Headline
Putusan MK dapat memicu deadlock constitutional.
ANGGOTA DPD RI asal Papua, Filep Wamafma, menyesalkan kekerasan yang terus terjadi di Nduga, Papua. Hal itu menurutnya menjadi salah satu pemicu mundurnya Wakil Bupati Nduga, Wentius Nimiangge.
Filep mengatakan, peristiwa Nduga masih berbuntut panjang dan perlu penanganan secara holistik. Pemerintah dinilai masih terlalu sibuk dan fokus pada isu radikalisme dan intoleransi yang ada di luar Papua.
"Wentius mundur karena tak sanggup melihat berbagai kekerasan dan pembunuhan yang menimpa warga sipil, termasuk jenasah ajudannya.
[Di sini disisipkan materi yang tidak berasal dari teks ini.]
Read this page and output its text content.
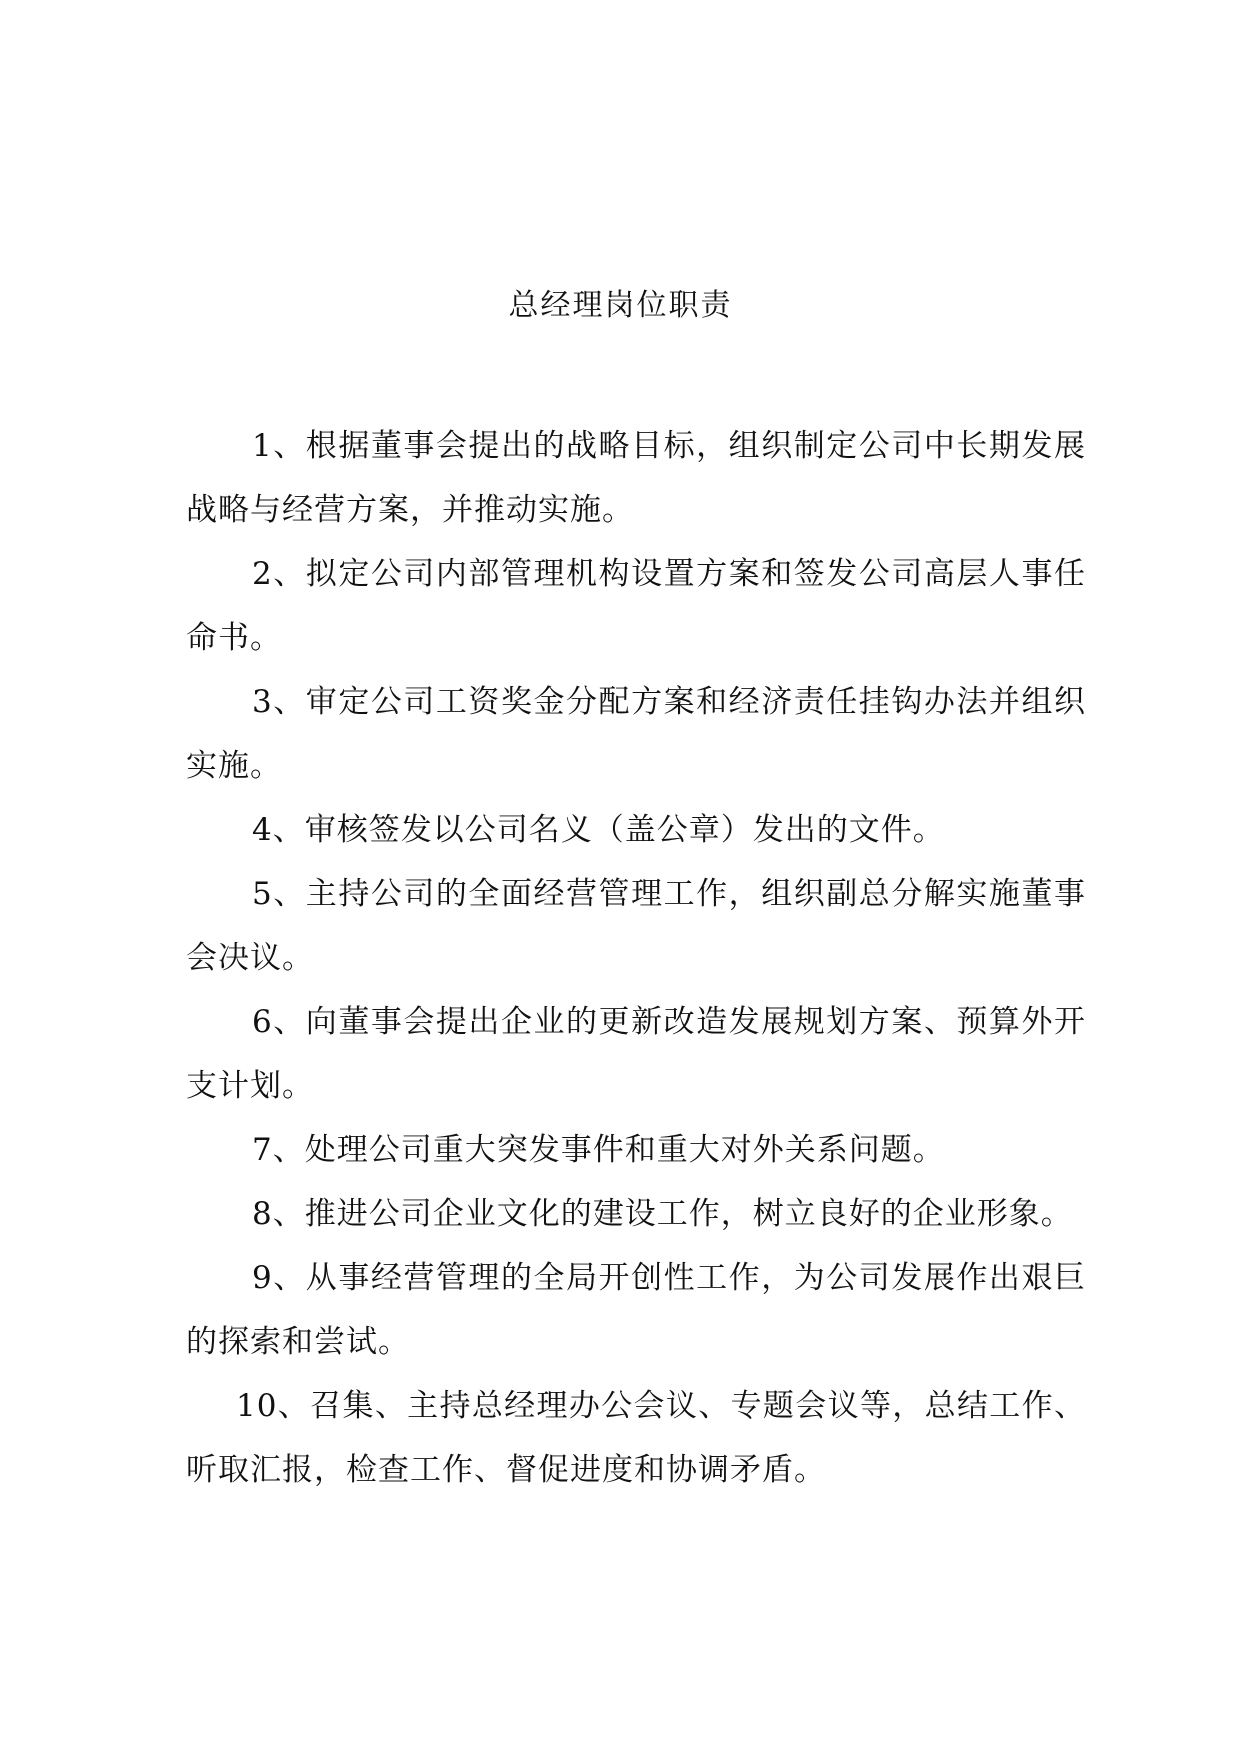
总经理岗位职责

1、根据董事会提出的战略目标，组织制定公司中长期发展战略与经营方案，并推动实施。

2、拟定公司内部管理机构设置方案和签发公司高层人事任命书。

3、审定公司工资奖金分配方案和经济责任挂钩办法并组织实施。

4、审核签发以公司名义（盖公章）发出的文件。

5、主持公司的全面经营管理工作，组织副总分解实施董事会决议。

6、向董事会提出企业的更新改造发展规划方案、预算外开支计划。

7、处理公司重大突发事件和重大对外关系问题。

8、推进公司企业文化的建设工作，树立良好的企业形象。

9、从事经营管理的全局开创性工作，为公司发展作出艰巨的探索和尝试。

10、召集、主持总经理办公会议、专题会议等，总结工作、听取汇报，检查工作、督促进度和协调矛盾。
Semakin banyak korban sipil, semakin menunjukkan bahwa Nduga membutuhkan penanganan yang holistik, segera, dan urgent," ujar Filep, di gedung DPD, Jakarta, Jumat, (27/12).
Respon pemerintah dinilai Filep sangat lambat dalam menangani berbagai kasus yang telah terjadi di Nduga. Salah satunya konflik senjata yang tak pernah usai. Hal itu membuat warga Nduga terus hidup dalam ketakutan.
"Bagaimana mungkin bermimpi tentang kemajuan pembangunan, saat kebutuhan akan rasa aman tidak dapat diperoleh," ujar Filep.
Lebih jauh Filep menyatakan, Pansus Papua selalu menyerukan agar TNI dan OPM menahan diri, agar tidak menimbulkan konflik-konflik bersenjata yang hanya menimbulkan penderitaan baru.
"Mau sampai kapan, Indonesia? Gencatan senjata harus segera ditetapkan!" ujarnya.
Dalam skala yang lebih luas, dirinya melihat masih masifnya gerakan TNI di Nduga. Ia mendesak agar diberikan kejelasan mengenai status keamanan di Nduga, apakah masuk kategori Daerah Operasi Militer, Daerah Darurat Sipil, atau Daerah Darurat Militer.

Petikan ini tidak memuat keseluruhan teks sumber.